Still, with the UK’s poorest families facing average energy bills of more than £1,900, inflation at record levels, and the real value of state benefits reducing daily, what’s an extra £50 a week for daily tests for a family of 3? (The latest figures from America show that if the federal minimum wage, which hasn’t changed since 2009 when it was set at $7.25 (£5.53) an hour, had increased at the same rate as Ball Street wankers’ bonuses, it would now be $61.75 (£47.08) an hour.)
Talking of horror stories, Mark Lawson wrote about his encounters with Jimmy Savile in yesterday’s Guardian. Don’t read it late at night. I almost wish I could believe there is a hell and that Savile’s in it.
The good news (if that’s what turns you on) is that cannabis is cheaper than it used to be and, in America, many households that were previously weed-neutral started using it while they were confined to their homes by the pandemic. It’s always been a social drug and can be taken in a number of ways, from sweets / gummies to water-pipes / bongs, so the pleasures of anticipation can be as formal as you like. Sadly, it’s still illegal in the UK. Unlike alcohol and nicotine that kill more than all the other drugs put together.
In the west of Ireland, the water level in Lough Funshinagh used to stay at roughly the same level year in, year out, by leaking into the underlying strata but these have become saturated (or the Russians have stopped up the leak) and the lough’s surface area is now twice what it used to be, threatening homes and farmland.

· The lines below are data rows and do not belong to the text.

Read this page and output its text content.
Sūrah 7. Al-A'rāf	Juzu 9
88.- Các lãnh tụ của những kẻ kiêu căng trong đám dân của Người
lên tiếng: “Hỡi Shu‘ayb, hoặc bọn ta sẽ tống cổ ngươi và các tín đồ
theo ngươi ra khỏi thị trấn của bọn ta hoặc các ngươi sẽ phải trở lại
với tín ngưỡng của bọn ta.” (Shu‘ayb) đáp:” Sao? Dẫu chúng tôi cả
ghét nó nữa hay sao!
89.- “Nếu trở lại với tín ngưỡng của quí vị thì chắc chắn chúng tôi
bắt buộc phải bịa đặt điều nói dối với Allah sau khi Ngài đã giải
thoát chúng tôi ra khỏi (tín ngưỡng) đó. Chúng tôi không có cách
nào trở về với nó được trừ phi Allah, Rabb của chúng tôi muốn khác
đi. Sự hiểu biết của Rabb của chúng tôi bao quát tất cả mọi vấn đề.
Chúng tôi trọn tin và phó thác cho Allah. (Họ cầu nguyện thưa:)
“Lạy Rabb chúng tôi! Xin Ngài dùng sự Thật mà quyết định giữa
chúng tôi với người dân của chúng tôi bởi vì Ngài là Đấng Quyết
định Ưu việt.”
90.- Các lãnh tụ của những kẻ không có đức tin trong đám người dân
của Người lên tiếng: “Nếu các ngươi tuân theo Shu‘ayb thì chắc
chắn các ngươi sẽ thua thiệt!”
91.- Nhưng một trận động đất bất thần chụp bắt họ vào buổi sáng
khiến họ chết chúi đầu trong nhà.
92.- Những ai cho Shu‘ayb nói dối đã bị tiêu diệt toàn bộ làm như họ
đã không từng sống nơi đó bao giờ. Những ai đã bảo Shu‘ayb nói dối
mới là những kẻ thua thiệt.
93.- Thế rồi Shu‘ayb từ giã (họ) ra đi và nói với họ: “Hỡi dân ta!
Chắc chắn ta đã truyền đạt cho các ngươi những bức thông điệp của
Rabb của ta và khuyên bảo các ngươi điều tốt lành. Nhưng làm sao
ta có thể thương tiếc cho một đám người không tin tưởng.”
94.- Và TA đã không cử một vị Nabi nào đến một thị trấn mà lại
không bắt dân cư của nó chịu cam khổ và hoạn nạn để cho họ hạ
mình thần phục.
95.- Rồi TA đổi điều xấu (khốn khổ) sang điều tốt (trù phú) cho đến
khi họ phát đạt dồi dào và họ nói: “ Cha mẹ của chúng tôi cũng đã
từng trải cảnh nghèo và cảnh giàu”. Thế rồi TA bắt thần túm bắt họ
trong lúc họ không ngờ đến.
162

The news from America is that Judge Alison Nathan refused to disqualify Juror 50 because he’d been abused as a child. In her judgement, Nathan wrote “To imply or infer that Juror 50 was biased – simply because he was himself a victim of sexual abuse in a trial related to sexual abuse and sex trafficking … would be tantamount to concluding that an individual with a history of sexual abuse can never serve as a fair and impartial juror in such a trial. That is not the law, nor should it be.” So Ghislaine Maxwell will stay in prison.
It’s not been a good week for Boris Johnson either. A few days before his latest U-turn (another double) on a plan to drop a controversial ban on LGBT+ conversion therapy, he told parliament “We will take [P&O] to court, we will defend the rights of British workers … P&O plainly aren’t going to get away with it.” Followed by, on Wednesday, transport secretary Grant Shapps admitted “The government are not in a position to take court action.”
And a headline caught my eye: “Scientists creating universal e-scooter sound to help pedestrians detect them”. Aren’t e-scooters supposed to avoid and give way to pedestrians? Perhaps pedestrians should carry a loudspeaker that says “e-scooter, go fuck yourself”?